+−CLASS ROOM×÷
◆長峰 葵×夏木 翔◆

自信

父の転勤で、高校入学と同時にこの土地に来た。

昔から人と関わるのが苦手だ。

……って思ってた。


* * * * * *
自信

長峰葵
夏木翔
* * * * * *


屋上が好きでたまに授業をサボっては屋上にいた。

……本当は立入禁止だけど。


「葵ッ」


その声の主は今日もやって来た。


「翔……昼休みは終わってますけど?」

「お前もな!」


現れたのは、夏木翔。

翔は男女問わず人気がある。



「いつも思うんだけどさ……」


翔が私の脇に座った。


「名前『葵』なのに髪赤いってのはウケ狙い!?」


そう言って悪戯っぽく笑ったから


「逝け」

って冷たく言い放ってやった。



私の髪は赤い。

他の皆だって茶髪とかにするでしょ?

私は茶色より赤がよかった。

あまり話さない上にそれだから、周囲に余計恐いイメージを与えているらしい。



「そうだ。
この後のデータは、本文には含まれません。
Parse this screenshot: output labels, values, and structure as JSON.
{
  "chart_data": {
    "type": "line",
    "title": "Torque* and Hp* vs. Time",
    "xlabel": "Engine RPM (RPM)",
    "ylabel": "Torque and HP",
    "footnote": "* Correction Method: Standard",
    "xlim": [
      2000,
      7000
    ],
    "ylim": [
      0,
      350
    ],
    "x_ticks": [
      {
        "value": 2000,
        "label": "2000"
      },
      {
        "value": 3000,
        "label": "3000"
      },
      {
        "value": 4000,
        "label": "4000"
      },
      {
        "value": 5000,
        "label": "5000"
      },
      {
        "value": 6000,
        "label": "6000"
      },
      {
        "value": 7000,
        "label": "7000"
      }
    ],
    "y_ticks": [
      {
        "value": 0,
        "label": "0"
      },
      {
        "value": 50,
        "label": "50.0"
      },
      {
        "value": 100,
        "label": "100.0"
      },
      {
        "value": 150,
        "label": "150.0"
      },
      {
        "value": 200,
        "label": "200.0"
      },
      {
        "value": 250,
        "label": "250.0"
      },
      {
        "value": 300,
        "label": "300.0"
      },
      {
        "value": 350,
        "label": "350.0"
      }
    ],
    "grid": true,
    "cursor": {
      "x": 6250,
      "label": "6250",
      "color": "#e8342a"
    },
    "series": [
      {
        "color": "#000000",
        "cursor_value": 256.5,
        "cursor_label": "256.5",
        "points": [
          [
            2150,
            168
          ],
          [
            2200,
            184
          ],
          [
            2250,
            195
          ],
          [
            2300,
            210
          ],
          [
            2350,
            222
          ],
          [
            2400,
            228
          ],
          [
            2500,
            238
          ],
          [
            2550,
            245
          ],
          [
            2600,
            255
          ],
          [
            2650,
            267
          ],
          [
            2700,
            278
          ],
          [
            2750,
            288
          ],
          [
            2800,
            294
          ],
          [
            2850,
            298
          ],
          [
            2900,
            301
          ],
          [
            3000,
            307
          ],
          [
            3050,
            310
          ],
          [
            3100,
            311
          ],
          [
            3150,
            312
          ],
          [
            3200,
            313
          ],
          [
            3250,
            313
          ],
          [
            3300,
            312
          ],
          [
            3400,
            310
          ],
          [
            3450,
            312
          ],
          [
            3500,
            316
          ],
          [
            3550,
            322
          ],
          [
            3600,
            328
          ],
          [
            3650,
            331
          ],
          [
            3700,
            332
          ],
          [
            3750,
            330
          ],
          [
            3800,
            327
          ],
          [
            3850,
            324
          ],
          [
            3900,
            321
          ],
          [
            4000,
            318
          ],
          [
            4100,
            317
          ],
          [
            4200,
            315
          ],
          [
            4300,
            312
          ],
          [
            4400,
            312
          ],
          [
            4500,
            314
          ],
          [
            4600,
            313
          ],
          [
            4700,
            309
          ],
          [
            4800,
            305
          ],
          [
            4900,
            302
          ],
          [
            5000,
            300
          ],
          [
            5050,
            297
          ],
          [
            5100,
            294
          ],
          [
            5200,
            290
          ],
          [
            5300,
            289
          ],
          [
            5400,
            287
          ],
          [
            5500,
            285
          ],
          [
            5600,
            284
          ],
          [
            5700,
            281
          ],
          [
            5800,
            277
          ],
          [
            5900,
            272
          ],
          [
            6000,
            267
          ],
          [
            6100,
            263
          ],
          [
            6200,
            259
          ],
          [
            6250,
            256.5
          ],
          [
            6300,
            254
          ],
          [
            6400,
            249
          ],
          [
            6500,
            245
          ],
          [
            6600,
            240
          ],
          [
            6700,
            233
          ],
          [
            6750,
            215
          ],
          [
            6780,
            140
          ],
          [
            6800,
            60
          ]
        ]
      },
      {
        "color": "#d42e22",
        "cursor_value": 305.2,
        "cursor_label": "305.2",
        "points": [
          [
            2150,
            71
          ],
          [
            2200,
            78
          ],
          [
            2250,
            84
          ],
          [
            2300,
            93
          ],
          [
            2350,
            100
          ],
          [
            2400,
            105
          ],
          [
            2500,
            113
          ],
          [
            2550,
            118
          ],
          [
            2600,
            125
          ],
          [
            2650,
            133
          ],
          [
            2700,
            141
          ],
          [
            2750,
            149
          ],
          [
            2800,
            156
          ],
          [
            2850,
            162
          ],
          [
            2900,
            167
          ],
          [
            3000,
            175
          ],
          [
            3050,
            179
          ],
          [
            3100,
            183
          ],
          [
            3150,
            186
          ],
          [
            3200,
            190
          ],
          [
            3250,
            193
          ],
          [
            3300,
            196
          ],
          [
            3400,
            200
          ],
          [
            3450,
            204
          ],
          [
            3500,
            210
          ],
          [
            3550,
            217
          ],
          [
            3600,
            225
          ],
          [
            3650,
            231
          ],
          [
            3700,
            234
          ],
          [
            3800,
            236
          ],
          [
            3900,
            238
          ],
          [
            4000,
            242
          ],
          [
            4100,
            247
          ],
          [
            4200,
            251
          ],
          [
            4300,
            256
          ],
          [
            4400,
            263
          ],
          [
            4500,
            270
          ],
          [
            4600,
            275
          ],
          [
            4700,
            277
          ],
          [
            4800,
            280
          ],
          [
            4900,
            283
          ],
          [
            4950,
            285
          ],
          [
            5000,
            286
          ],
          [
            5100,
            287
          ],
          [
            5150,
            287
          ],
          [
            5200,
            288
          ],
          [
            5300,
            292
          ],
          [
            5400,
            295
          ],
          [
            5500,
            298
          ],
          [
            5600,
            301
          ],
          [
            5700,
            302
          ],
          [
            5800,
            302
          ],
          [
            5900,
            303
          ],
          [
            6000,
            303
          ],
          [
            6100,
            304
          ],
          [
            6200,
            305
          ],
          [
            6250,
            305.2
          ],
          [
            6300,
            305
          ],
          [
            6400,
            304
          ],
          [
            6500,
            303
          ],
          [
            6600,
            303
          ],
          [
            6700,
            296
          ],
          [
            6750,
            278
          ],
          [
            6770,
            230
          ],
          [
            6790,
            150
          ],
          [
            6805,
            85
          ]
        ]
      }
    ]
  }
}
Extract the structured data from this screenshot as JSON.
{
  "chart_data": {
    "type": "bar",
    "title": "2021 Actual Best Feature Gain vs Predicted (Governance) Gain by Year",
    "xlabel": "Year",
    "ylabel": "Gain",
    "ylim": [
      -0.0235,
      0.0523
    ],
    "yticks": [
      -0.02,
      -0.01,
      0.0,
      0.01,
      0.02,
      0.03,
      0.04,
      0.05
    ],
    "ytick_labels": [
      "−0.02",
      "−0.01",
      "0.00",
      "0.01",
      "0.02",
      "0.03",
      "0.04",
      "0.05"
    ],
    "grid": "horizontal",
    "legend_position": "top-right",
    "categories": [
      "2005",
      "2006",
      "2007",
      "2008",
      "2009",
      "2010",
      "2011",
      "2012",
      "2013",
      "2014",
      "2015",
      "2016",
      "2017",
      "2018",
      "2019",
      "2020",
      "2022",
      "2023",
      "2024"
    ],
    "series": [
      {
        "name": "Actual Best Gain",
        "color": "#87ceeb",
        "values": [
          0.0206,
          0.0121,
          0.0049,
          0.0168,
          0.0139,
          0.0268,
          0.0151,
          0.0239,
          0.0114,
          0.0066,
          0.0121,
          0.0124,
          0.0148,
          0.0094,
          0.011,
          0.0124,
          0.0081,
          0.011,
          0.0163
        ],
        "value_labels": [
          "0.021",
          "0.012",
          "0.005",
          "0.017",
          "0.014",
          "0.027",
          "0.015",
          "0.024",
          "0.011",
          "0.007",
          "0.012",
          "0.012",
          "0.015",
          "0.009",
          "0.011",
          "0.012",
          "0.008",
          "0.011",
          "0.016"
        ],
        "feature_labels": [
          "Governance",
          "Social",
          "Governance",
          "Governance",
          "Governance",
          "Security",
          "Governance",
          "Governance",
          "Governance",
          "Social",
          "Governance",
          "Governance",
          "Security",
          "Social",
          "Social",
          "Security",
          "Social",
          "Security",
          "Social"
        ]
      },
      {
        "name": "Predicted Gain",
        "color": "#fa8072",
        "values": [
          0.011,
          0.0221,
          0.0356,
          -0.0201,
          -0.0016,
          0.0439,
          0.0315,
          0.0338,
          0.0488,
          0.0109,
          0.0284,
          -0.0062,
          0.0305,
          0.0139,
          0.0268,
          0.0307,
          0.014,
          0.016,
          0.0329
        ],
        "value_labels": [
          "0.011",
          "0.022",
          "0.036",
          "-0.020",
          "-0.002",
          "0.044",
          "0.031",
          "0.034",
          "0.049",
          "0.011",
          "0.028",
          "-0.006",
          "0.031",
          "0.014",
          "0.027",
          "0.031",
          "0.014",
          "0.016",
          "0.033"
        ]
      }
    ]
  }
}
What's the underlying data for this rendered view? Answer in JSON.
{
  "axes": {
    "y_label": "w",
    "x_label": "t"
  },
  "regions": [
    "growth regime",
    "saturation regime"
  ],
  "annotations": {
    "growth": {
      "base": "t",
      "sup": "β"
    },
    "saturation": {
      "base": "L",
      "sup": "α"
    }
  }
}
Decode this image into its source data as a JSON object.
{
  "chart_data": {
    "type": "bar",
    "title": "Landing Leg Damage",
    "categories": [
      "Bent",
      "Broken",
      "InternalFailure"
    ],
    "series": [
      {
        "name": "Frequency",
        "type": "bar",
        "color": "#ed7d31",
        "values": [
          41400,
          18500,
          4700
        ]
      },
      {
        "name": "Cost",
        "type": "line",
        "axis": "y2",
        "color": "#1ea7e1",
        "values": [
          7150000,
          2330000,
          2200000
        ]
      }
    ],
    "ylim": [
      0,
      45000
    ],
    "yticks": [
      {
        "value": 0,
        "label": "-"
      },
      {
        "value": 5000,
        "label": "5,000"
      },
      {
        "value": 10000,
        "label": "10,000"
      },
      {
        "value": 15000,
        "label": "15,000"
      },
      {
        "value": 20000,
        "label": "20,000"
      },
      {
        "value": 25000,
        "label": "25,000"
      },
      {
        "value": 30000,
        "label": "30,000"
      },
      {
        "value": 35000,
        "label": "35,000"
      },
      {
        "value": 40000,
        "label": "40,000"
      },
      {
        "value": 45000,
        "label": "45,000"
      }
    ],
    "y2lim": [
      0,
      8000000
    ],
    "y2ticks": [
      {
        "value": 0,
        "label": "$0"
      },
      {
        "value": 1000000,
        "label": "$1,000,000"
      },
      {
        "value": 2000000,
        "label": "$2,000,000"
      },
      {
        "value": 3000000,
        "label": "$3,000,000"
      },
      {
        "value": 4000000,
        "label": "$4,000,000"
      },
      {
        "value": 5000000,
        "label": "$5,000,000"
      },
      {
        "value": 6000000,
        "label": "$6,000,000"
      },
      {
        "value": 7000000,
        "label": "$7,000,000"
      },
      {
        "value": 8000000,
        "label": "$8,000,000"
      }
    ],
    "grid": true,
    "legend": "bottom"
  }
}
あんたさ、授業中に手振るのとかやめてよ。誰も見てなかったけどさ」

「えー! いいじゃん! 葵が『教室では話し掛けるな』って言うから話し掛けないでいるんだし、それくらい」

「……」



入学当初から壁を作っていた私は、今更自分を壊すのが恐かった。


「まあ、いいけどさぁー」


そう言って翔は、背伸びしながら横になった。



……少し沈黙。


その時吹いた風が気持ち良かった。

ちょうど下にある音楽室から歌声が聞こえた。